Unchecked, it will only get worse.

Peace talks are bound to be part of the answer.

The rebels wave a social justice flag, and appeal to -- and manipulate -- a
constituency of the deprived. The government makes what it can of the ugly
fact that the rebels live off the international drug trade, and in a kinder
world the drug connection would cost its upholders a place at the national
table.

But this is not the world Colombia lives in.

In fact, the rebels' drug connection is the government's ticket for large
and increasing -- and ineffective -- American military aid. This is
happening even though the government's tactics are divisive in Colombia: The
authorities are less confident of a military victory and readier for
political accommodation than are the army and the paramilitaries. There is
also an argument in the United States, where congressional hard-liners find
the Clinton administration soft on the drug war.

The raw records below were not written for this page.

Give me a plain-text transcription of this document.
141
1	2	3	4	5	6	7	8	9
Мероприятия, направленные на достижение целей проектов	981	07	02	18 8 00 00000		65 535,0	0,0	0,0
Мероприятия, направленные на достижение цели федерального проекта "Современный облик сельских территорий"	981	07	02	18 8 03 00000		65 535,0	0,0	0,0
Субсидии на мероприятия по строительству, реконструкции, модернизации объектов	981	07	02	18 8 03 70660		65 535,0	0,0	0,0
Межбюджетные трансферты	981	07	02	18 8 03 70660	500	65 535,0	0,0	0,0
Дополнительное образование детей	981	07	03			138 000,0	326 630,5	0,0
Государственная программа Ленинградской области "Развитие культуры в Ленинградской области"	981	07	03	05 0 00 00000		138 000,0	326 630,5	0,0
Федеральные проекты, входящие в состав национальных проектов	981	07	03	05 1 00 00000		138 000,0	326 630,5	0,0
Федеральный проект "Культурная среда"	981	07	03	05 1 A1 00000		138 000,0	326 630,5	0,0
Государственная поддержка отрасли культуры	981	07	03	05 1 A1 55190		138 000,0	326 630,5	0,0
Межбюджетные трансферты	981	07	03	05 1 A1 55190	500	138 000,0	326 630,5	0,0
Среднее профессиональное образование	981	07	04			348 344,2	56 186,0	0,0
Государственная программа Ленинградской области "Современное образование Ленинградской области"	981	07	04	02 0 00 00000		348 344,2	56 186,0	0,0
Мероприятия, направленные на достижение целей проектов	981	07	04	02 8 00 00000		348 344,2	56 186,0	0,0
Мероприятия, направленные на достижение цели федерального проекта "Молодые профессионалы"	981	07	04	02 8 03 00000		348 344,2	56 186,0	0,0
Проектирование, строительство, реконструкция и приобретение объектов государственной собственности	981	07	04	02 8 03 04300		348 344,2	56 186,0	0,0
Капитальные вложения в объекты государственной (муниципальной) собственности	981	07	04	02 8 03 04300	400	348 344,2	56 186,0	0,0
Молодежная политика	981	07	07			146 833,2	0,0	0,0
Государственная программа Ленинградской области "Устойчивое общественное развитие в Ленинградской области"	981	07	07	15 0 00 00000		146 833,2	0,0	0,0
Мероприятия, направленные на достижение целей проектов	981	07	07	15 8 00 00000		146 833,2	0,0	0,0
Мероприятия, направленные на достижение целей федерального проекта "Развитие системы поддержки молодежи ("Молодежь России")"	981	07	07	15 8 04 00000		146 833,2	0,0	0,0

But these are sterile policy debates that will not be soon or easily
resolved and that would probably not matter much if they were. For the war
in Colombia, though it has 100 percent Colombian roots, has become
Americanized -- not by official American aid but by private American demand
for Colombia's cocaine and heroin.

Take away the drugs, and Colombia would be just one more struggling Latin
democracy.

With the drugs, it stands on the brink of becoming what Latinist Mark
Falcoff calls "a narco-revolutionary regime . . . a new kind of rogue actor
in international politics." A policy that pays no more than lip service to
the role of American drug demand is destined for grief.